This morning was virtually a carbon-copy of yesterday except I made it to Montosa Canyon about 15 minutes earlier and there were fewer nighthawks along the road getting there.  I had to wait a bit since it was a little too dim to see anything well.  I had decided just to walk the road twice in both directions, feeling that getting down into the bottom of the dry watercourse didn't do much yesterday, and half the walk would be on pavement without the attending gravel crunch with every step.  The temp was the same as yesterday but a little breeze made it feel cooler.  Not surprisingly on the first pass the mix of birds was similar to that yesterday.  I spent much of the time pishing and whistling owl calls to try to stir things up.  By the time I started the second circuit, the sun was warming the road and the hillsides.  I was doing the owl whistles and I picked up a few species I didn't get yesterday or earlier today including Dusky Flycatcher, Northern Beardless Tyrranulet, and Black-throated Gray Warbler.  The warbler put on quite a show within twenty feet of me in the bright sun.  And then there they were!  Right in front of me.  Twelve feet away below eye level.  I assumed it was a pair.  Neither bird had a black cap (as shown in the web photos) and the male shouldn't at this time of year.  So at first glance they looked a lot like Blue-gray Gnatcatchers,.  But their bills were clearly bigger and their tails were indeed nicely tapered, a field mark that was very clear when they cocked and fanned them.  The call notes they were giving were somewhat harsher than calls from Blue-grays.  They were in no hurry to disappear since I watched them for five or six minutes never more than twenty feet away and always in full sun. guessed camera.  This sighting was at 7:45am so I decided to drive back to the motel and write this blog and still have plenty of time to get to the airport, turn in the rental car, and check in for my flight to San Diego.
Tomorrow I head out to sea on the Grande, a boat which will be my home for two nights.  My targets will be Red-billed Tropcibird and Craveri's Murrelet.  I don't expect to have connectivity so I won't take my computer.  You'll just have to wait until Monday night to find out what we saw.
The gnatcatcher was yearbird #705 and a great catchup.  This was the third trip to AZ and John and I had looked for it multiple times on the two previous trips.  It provided yet another success for going back and back and back, even immediately after a day of not seeing it.

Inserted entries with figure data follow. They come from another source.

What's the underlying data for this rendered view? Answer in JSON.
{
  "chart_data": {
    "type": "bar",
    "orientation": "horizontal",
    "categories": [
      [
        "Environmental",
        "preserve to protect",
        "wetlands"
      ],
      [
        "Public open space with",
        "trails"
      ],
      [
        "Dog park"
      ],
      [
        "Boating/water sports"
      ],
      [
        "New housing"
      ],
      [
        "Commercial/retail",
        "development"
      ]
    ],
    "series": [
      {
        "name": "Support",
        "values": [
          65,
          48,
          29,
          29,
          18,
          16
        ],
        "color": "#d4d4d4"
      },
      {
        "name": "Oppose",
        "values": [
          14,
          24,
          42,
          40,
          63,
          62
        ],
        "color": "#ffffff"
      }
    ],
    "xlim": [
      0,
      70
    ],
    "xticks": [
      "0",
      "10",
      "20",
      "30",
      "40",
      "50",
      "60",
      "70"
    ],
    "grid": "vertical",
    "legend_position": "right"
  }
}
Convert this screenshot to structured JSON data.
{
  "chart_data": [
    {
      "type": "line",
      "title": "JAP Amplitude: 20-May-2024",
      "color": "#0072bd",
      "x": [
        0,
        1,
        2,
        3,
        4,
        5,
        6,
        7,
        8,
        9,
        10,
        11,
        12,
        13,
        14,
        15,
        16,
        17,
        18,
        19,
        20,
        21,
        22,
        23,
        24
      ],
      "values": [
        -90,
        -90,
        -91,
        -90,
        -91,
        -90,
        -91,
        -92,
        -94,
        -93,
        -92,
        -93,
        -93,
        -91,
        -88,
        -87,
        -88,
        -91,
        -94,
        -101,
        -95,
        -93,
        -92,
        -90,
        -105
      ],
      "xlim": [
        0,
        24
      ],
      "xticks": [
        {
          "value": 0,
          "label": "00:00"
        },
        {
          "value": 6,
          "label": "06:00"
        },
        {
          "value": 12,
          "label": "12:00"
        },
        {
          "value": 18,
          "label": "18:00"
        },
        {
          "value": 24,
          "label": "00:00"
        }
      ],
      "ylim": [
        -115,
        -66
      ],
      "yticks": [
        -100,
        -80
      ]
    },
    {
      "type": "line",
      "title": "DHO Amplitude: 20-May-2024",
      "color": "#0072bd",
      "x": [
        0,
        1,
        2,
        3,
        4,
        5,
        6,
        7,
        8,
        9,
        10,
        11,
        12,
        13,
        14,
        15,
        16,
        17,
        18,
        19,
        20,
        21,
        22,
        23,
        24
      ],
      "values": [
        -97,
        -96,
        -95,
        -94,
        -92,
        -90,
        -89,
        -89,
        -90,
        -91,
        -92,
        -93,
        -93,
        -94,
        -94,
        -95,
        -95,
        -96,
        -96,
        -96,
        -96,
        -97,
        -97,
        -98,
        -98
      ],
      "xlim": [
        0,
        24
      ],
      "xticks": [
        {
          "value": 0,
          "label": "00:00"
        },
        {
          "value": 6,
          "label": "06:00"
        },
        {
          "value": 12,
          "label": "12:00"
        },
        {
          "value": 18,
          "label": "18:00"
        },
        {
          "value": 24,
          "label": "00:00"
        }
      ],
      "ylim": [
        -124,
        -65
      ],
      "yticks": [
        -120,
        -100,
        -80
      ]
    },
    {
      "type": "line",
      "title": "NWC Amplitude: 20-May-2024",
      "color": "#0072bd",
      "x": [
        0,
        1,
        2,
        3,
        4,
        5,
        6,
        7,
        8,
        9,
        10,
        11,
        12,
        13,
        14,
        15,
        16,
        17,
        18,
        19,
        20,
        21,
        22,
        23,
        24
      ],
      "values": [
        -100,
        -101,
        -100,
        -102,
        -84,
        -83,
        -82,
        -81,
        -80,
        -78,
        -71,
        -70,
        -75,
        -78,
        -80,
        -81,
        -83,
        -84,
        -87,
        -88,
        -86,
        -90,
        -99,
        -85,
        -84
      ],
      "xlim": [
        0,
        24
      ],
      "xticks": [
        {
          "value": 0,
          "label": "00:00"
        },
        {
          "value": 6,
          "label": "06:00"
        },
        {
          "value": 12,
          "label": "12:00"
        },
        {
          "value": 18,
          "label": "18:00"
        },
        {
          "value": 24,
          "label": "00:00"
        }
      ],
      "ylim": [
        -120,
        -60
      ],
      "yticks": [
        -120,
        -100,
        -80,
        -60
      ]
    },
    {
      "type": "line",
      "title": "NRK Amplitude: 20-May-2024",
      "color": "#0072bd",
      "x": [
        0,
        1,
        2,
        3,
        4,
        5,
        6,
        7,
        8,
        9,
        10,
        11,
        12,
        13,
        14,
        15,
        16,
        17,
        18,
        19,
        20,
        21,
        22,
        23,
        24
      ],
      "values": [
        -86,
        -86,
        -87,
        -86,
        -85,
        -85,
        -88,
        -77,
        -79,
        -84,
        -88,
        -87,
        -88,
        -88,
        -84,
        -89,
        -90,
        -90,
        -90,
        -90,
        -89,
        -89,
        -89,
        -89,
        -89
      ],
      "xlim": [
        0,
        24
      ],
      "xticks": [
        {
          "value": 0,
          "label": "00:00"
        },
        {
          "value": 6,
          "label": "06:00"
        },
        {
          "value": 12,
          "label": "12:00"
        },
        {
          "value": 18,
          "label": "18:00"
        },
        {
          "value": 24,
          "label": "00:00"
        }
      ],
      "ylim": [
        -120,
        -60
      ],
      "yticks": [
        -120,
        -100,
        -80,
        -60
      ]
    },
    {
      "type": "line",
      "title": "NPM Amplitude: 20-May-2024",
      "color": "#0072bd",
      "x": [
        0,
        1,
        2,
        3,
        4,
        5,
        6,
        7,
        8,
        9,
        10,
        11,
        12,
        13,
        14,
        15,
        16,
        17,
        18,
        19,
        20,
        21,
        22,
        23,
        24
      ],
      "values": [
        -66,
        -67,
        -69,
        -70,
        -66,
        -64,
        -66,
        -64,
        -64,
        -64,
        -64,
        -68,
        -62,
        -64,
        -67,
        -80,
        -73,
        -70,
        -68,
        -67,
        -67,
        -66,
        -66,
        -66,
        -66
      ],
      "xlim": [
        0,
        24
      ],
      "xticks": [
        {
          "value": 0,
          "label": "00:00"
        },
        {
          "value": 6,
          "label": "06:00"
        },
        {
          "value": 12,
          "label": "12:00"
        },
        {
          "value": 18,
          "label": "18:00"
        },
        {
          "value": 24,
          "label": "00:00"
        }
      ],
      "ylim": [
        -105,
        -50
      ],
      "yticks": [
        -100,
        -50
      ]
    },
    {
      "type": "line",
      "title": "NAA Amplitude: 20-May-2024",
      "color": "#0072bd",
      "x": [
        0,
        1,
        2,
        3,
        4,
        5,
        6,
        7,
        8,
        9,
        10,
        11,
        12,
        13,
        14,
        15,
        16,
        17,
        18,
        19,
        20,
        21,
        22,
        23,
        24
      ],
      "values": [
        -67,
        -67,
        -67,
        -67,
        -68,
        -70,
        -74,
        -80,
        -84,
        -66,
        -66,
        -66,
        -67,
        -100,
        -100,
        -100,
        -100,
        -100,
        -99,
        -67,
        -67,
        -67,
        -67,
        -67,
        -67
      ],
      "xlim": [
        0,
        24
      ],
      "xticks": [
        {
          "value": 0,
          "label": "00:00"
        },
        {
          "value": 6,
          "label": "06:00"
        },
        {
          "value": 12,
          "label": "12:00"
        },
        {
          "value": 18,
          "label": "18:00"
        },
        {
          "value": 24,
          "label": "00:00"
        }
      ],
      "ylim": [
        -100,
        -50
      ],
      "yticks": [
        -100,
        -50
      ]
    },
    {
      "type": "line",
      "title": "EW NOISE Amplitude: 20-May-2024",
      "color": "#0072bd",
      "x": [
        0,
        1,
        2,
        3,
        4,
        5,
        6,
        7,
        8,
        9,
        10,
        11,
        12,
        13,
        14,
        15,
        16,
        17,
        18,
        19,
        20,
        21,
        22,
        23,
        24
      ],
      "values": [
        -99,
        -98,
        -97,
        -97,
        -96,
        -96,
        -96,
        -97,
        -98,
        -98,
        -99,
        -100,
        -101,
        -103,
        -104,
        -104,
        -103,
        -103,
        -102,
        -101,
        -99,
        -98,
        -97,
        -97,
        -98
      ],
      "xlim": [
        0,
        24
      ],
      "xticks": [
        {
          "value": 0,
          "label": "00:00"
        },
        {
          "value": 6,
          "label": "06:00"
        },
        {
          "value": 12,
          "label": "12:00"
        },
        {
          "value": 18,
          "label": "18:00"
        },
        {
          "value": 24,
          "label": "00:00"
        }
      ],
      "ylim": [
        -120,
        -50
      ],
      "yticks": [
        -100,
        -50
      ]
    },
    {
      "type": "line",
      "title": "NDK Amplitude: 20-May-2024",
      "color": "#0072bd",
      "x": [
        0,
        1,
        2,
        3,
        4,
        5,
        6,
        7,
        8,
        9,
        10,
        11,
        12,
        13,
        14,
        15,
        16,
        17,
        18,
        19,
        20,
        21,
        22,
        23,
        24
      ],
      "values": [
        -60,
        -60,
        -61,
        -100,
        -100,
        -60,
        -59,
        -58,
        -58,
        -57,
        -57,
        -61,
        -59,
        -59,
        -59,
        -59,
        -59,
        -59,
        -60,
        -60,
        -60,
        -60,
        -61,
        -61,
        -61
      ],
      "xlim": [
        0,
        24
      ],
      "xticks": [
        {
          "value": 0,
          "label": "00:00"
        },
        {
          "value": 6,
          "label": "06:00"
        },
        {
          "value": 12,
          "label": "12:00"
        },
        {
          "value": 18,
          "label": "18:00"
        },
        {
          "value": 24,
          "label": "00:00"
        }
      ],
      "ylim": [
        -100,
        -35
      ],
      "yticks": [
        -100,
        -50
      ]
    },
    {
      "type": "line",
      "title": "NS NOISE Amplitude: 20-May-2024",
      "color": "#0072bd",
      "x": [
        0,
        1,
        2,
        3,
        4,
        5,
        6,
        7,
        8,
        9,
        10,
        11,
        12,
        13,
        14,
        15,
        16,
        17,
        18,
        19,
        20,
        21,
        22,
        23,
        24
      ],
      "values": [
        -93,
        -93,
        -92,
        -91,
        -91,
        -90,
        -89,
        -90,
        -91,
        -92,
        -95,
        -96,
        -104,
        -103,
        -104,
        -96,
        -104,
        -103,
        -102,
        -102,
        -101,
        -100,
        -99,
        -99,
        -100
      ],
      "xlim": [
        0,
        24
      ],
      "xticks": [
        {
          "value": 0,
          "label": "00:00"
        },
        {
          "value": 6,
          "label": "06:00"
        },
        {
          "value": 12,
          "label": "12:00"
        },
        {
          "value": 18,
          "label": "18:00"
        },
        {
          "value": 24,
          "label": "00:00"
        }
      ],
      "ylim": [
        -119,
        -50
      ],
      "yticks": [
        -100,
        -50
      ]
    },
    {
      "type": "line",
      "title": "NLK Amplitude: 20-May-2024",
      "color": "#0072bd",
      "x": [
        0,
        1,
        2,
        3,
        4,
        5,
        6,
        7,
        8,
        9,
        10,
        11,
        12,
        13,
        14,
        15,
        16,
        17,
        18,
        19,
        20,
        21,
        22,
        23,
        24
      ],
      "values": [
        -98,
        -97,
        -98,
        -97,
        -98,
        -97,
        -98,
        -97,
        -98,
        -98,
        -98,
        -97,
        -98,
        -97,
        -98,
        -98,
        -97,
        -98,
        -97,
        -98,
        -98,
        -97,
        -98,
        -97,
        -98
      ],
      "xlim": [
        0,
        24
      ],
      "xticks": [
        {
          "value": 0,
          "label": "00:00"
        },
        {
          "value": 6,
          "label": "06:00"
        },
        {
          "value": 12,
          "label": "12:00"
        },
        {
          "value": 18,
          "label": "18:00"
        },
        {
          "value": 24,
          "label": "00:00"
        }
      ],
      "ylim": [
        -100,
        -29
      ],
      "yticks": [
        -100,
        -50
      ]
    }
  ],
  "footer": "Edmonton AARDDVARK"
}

  1. You never said how the pie "that looked too good to pass up" tasted. I must confess I'm a bit of a foodie . . . I like to know these things. Congrats on # 705. Look forward to hearing about your venture at sea. Renee

  2. Tenacity!! Good luck on the pelagics. I think those Craveri's are tough in recent years - only ones I've seen were from the bow!

  3. Not sure what your plans are for a Yellow Rail, but Google "Yellow Rails and Rice Festival". It is in Jennings, Louisiana, 4-6 November. Almost looks too easy, ride a combine with a farmer and/or watch the rails from the edge of the field.